– Эта жизнь ни черта не стоит… Человеку осталась лишь одна достойная участь – самоубийство.
   В один прекрасный день отец неожиданно вызвал его для разговора. Он спросил Пауло, что тот намерен делать, – пора об этом подумать. Он объяснил сыну, что их финансовое положение далеко не блестяще: маленькая фазенда не приносит большого дохода и все, что у них есть помимо нее, – это некоторое количество акций в предприятиях Коста-Вале. Фактически они жили за счет его политической деятельности, на комиссионные, получаемые за дела, которые он устраивал для банкира и других друзей, на доходы от места депутата. И они, признался отец, тратили на эту расточительную жизнь все получаемые средства. Пауло следует подумать о самостоятельном существовании, о карьере, чтобы, когда его, Артура, не станет, сын не оказался бы вынужден выклянчивать себе у чужих людей какую-нибудь службу.

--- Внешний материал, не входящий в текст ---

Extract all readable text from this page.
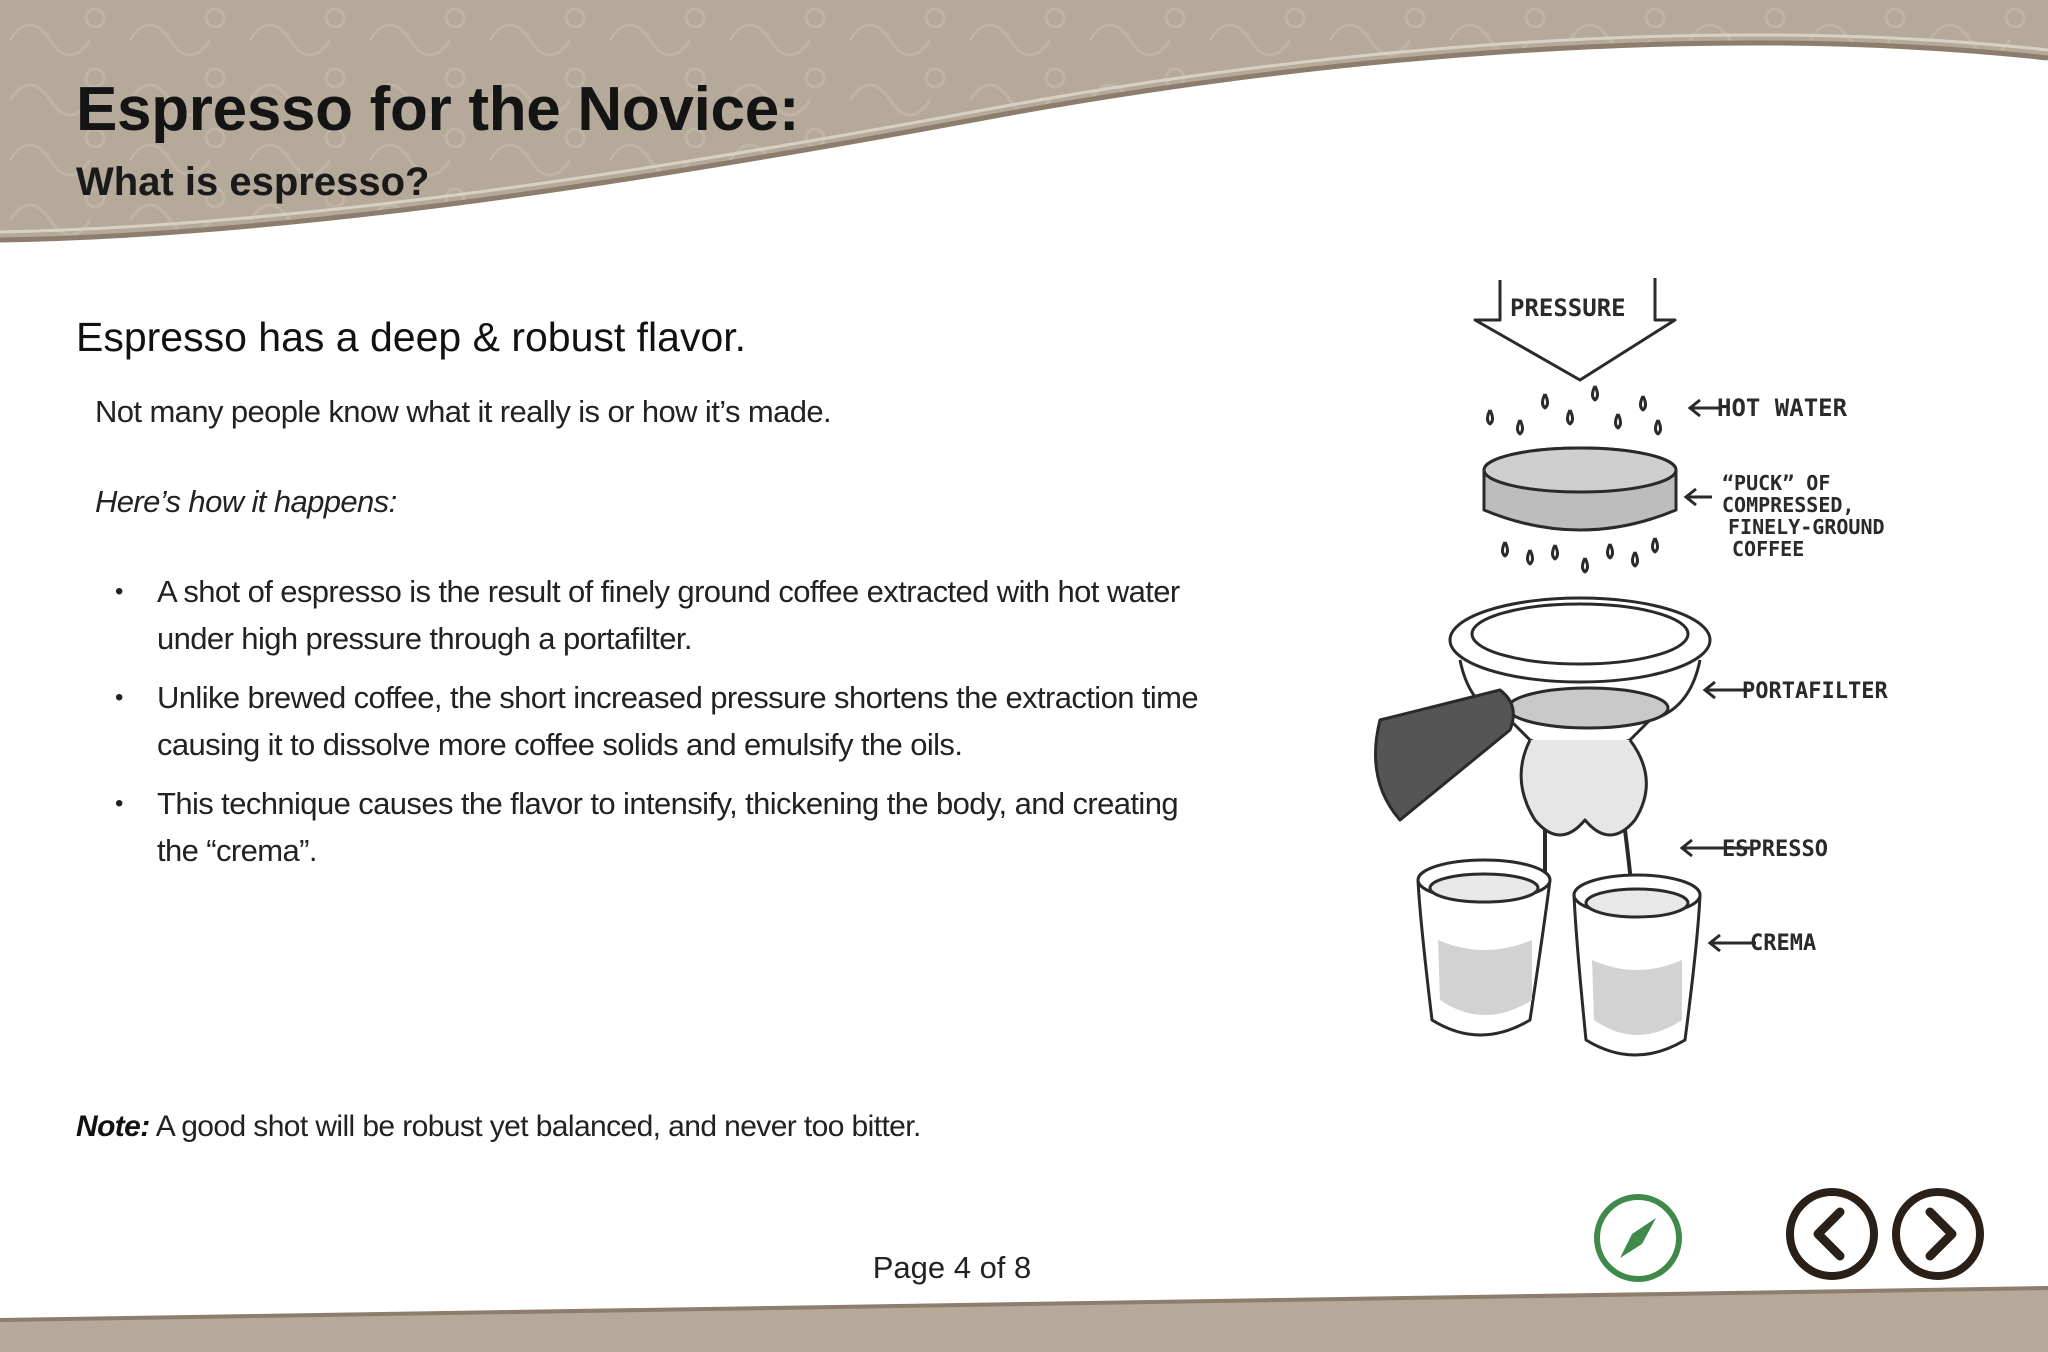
Espresso for the Novice:
What is espresso?
Espresso has a deep & robust flavor.

Not many people know what it really is or how it’s made.

Here’s how it happens:

• A shot of espresso is the result of finely ground coffee extracted with hot water under high pressure through a portafilter.
• Unlike brewed coffee, the short increased pressure shortens the extraction time causing it to dissolve more coffee solids and emulsify the oils.
• This technique causes the flavor to intensify, thickening the body, and creating the “crema”.

Note: A good shot will be robust yet balanced, and never too bitter.

PRESSURE
HOT WATER
“PUCK” OF
COMPRESSED,
FINELY-GROUND
COFFEE
PORTAFILTER
ESPRESSO
CREMA

Page 4 of 8
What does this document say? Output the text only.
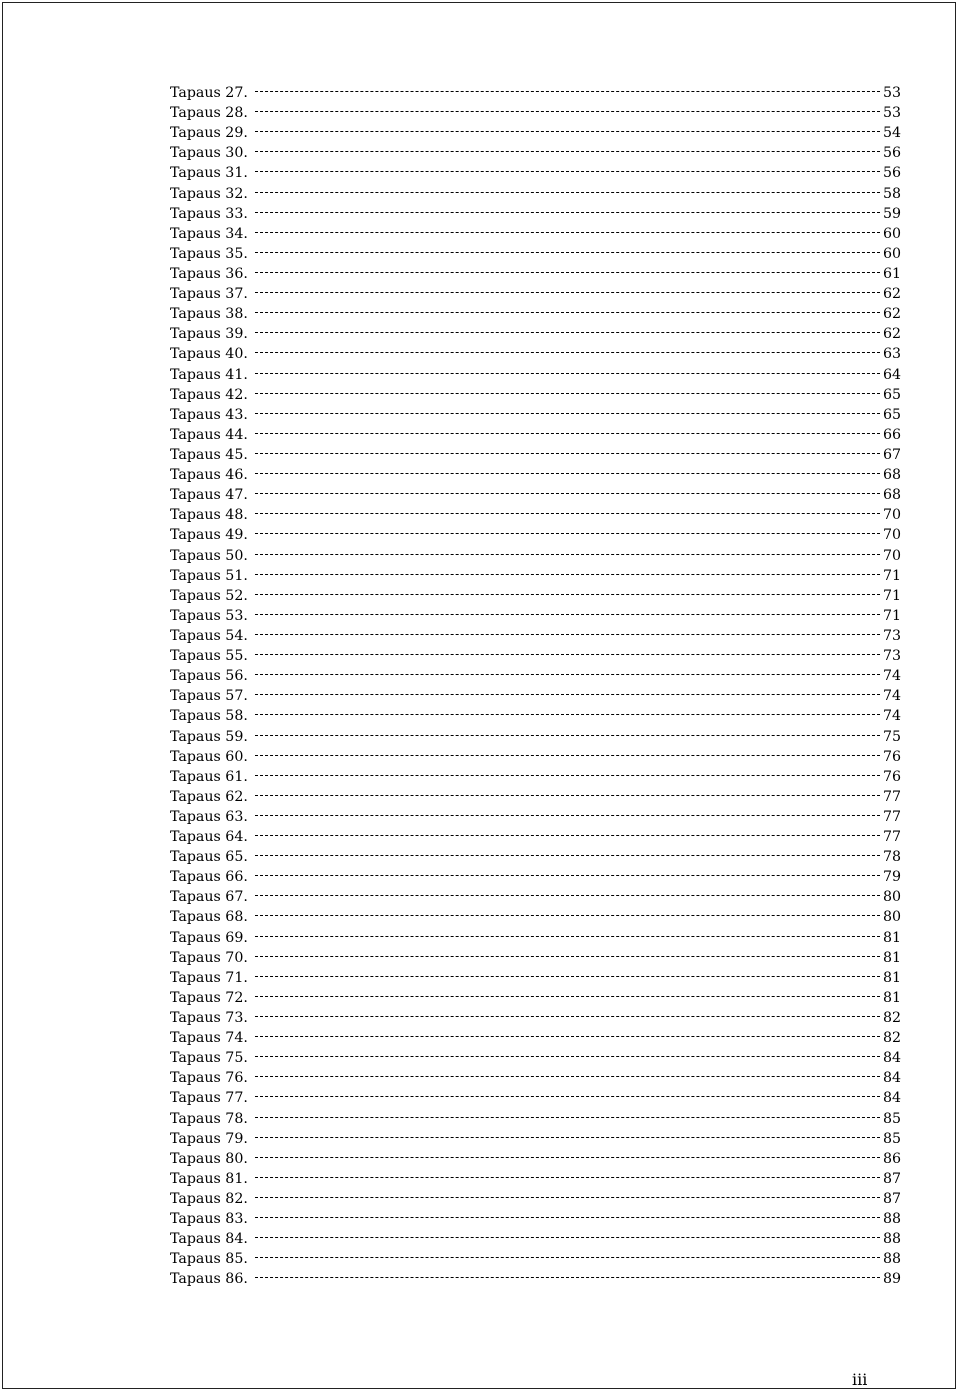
Tapaus 27.	53
Tapaus 28.	53
Tapaus 29.	54
Tapaus 30.	56
Tapaus 31.	56
Tapaus 32.	58
Tapaus 33.	59
Tapaus 34.	60
Tapaus 35.	60
Tapaus 36.	61
Tapaus 37.	62
Tapaus 38.	62
Tapaus 39.	62
Tapaus 40.	63
Tapaus 41.	64
Tapaus 42.	65
Tapaus 43.	65
Tapaus 44.	66
Tapaus 45.	67
Tapaus 46.	68
Tapaus 47.	68
Tapaus 48.	70
Tapaus 49.	70
Tapaus 50.	70
Tapaus 51.	71
Tapaus 52.	71
Tapaus 53.	71
Tapaus 54.	73
Tapaus 55.	73
Tapaus 56.	74
Tapaus 57.	74
Tapaus 58.	74
Tapaus 59.	75
Tapaus 60.	76
Tapaus 61.	76
Tapaus 62.	77
Tapaus 63.	77
Tapaus 64.	77
Tapaus 65.	78
Tapaus 66.	79
Tapaus 67.	80
Tapaus 68.	80
Tapaus 69.	81
Tapaus 70.	81
Tapaus 71.	81
Tapaus 72.	81
Tapaus 73.	82
Tapaus 74.	82
Tapaus 75.	84
Tapaus 76.	84
Tapaus 77.	84
Tapaus 78.	85
Tapaus 79.	85
Tapaus 80.	86
Tapaus 81.	87
Tapaus 82.	87
Tapaus 83.	88
Tapaus 84.	88
Tapaus 85.	88
Tapaus 86.	89
iii
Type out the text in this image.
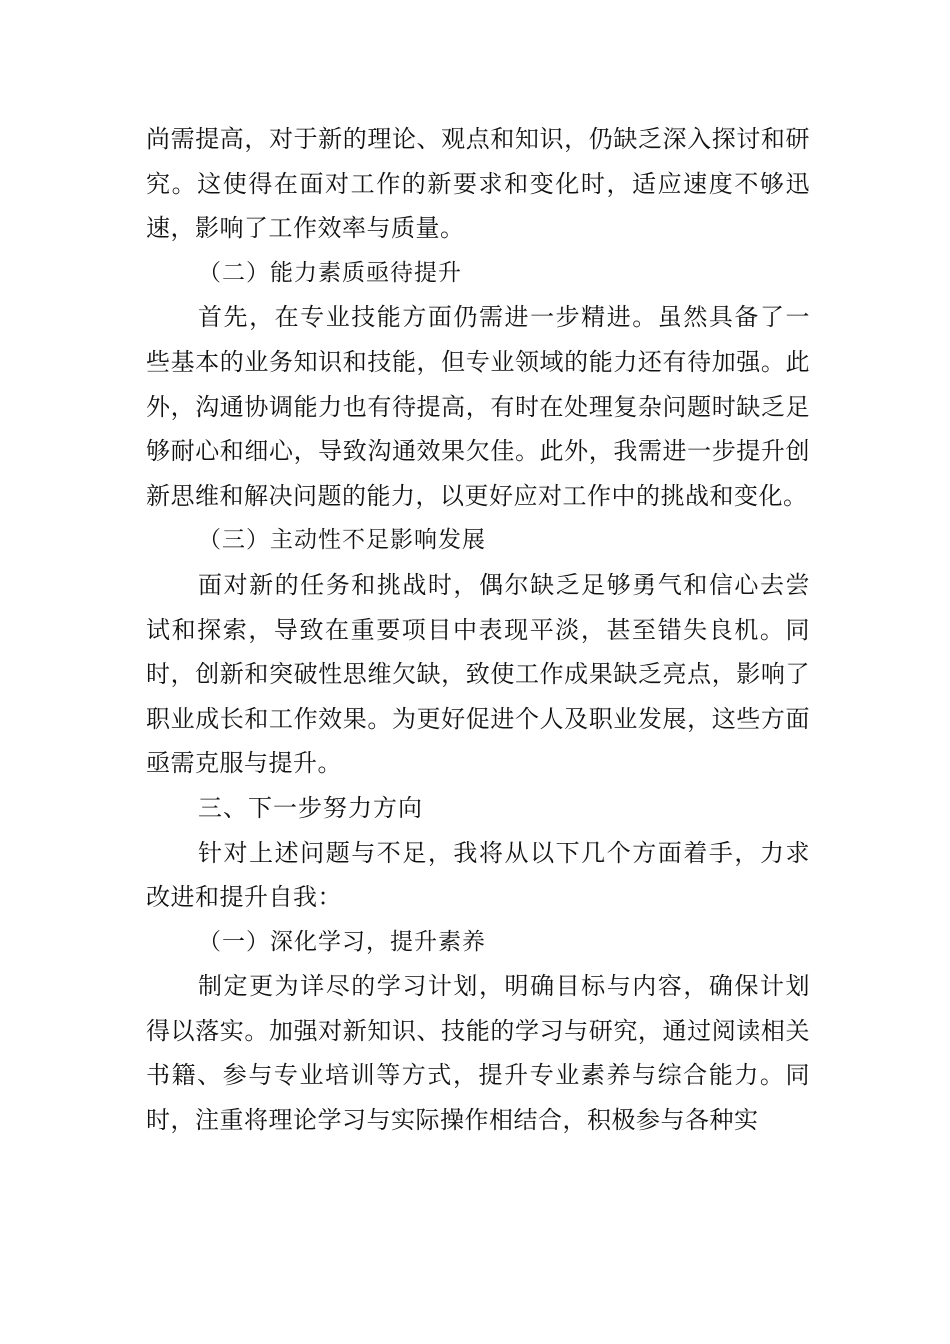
尚需提高，对于新的理论、观点和知识，仍缺乏深入探讨和研究。这使得在面对工作的新要求和变化时，适应速度不够迅速，影响了工作效率与质量。

（二）能力素质亟待提升

首先，在专业技能方面仍需进一步精进。虽然具备了一些基本的业务知识和技能，但专业领域的能力还有待加强。此外，沟通协调能力也有待提高，有时在处理复杂问题时缺乏足够耐心和细心，导致沟通效果欠佳。此外，我需进一步提升创新思维和解决问题的能力，以更好应对工作中的挑战和变化。

（三）主动性不足影响发展

面对新的任务和挑战时，偶尔缺乏足够勇气和信心去尝试和探索，导致在重要项目中表现平淡，甚至错失良机。同时，创新和突破性思维欠缺，致使工作成果缺乏亮点，影响了职业成长和工作效果。为更好促进个人及职业发展，这些方面亟需克服与提升。

三、下一步努力方向

针对上述问题与不足，我将从以下几个方面着手，力求改进和提升自我：

（一）深化学习，提升素养

制定更为详尽的学习计划，明确目标与内容，确保计划得以落实。加强对新知识、技能的学习与研究，通过阅读相关书籍、参与专业培训等方式，提升专业素养与综合能力。同时，注重将理论学习与实际操作相结合，积极参与各种实
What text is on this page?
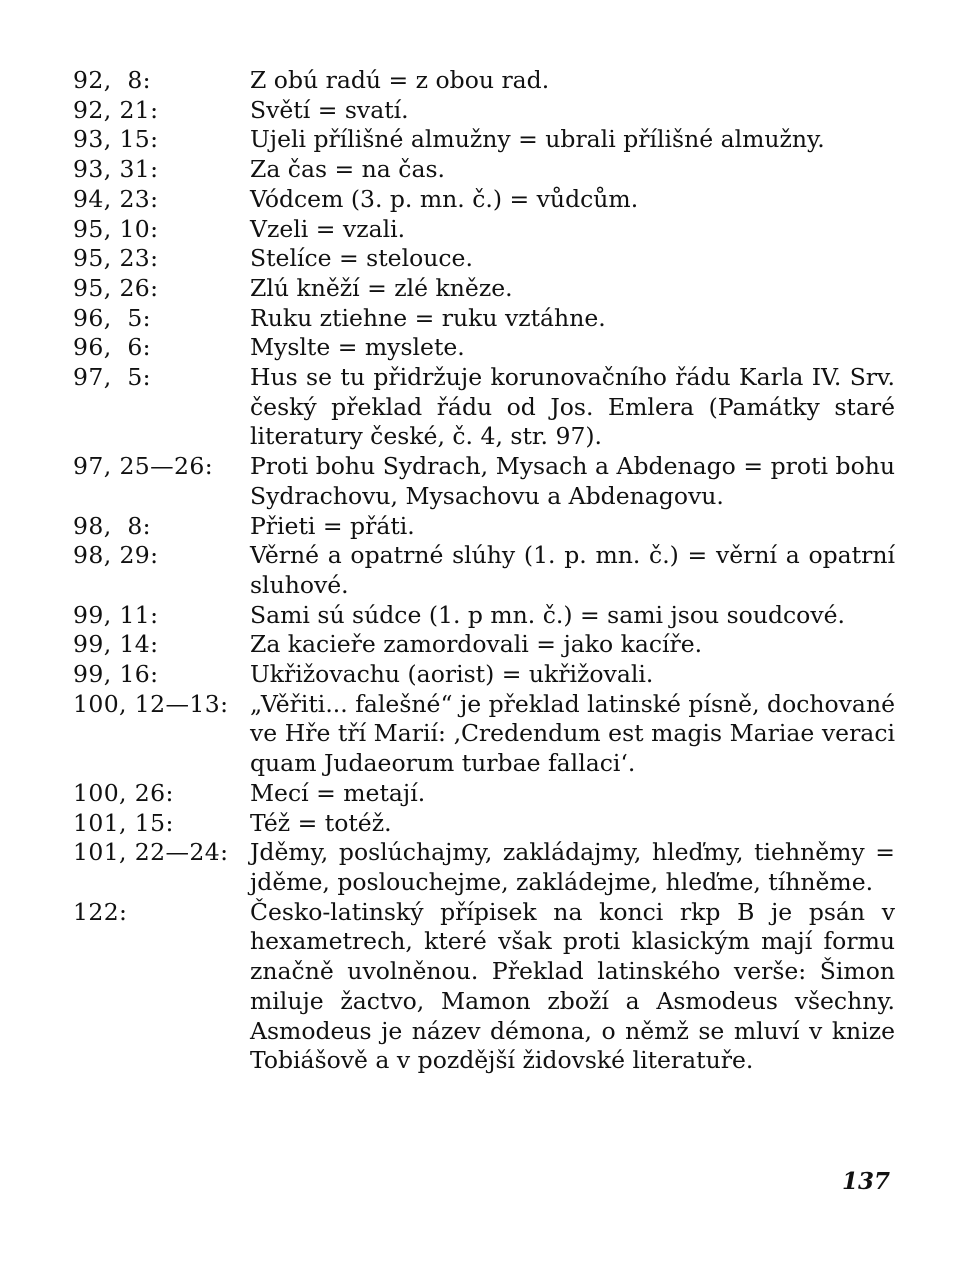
92,  8:	Z obú radú = z obou rad.
92, 21:	Světí = svatí.
93, 15:	Ujeli přílišné almužny = ubrali přílišné almužny.
93, 31:	Za čas = na čas.
94, 23:	Vódcem (3. p. mn. č.) = vůdcům.
95, 10:	Vzeli = vzali.
95, 23:	Stelíce = stelouce.
95, 26:	Zlú kněží = zlé kněze.
96,  5:	Ruku ztiehne = ruku vztáhne.
96,  6:	Myslte = myslete.
97,  5:	Hus se tu přidržuje korunovačního řádu Karla IV. Srv. český překlad řádu od Jos. Emlera (Památky staré literatury české, č. 4, str. 97).
97, 25—26:	Proti bohu Sydrach, Mysach a Abdenago = proti bohu Sydrachovu, Mysachovu a Abdenagovu.
98,  8:	Přieti = přáti.
98, 29:	Věrné a opatrné slúhy (1. p. mn. č.) = věrní a opatrní sluhové.
99, 11:	Sami sú súdce (1. p mn. č.) = sami jsou soudcové.
99, 14:	Za kacieře zamordovali = jako kacíře.
99, 16:	Ukřižovachu (aorist) = ukřižovali.
100, 12—13: „Věřiti... falešné“ je překlad latinské písně, dochované ve Hře tří Marií: ‚Credendum est magis Mariae veraci quam Judaeorum turbae fallaci‘.
100, 26:	Mecí = metají.
101, 15:	Též = totéž.
101, 22—24: Jděmy, poslúchajmy, zakládajmy, hleďmy, tiehněmy = jděme, poslouchejme, zakládejme, hleďme, tíhněme.
122:	Česko-latinský přípisek na konci rkp B je psán v hexametrech, které však proti klasickým mají formu značně uvolněnou. Překlad latinského verše: Šimon miluje žactvo, Mamon zboží a Asmodeus všechny. Asmodeus je název démona, o němž se mluví v knize Tobiášově a v pozdější židovské literatuře.
137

   Пауло испугался угрозы бедности; никогда раньше он не задумывался над этим. Несколько дней Пауло ходил озабоченный; он не чувствовал никакого влечения к политической деятельности – отец собирался на ближайших выборах выставить его кандидатуру в законодательную ассамблею штата Сан-Пауло[51]. Еще меньше он желал поступить на работу к Коста-Вале (Мариэта предлагала ему руководящий пост в какой-либо компании); не видел он для себя и подходящей невесты, чтобы на худой конец последовать совету Коста-Вале: «Если хочешь ничего не делать, женись на богатой».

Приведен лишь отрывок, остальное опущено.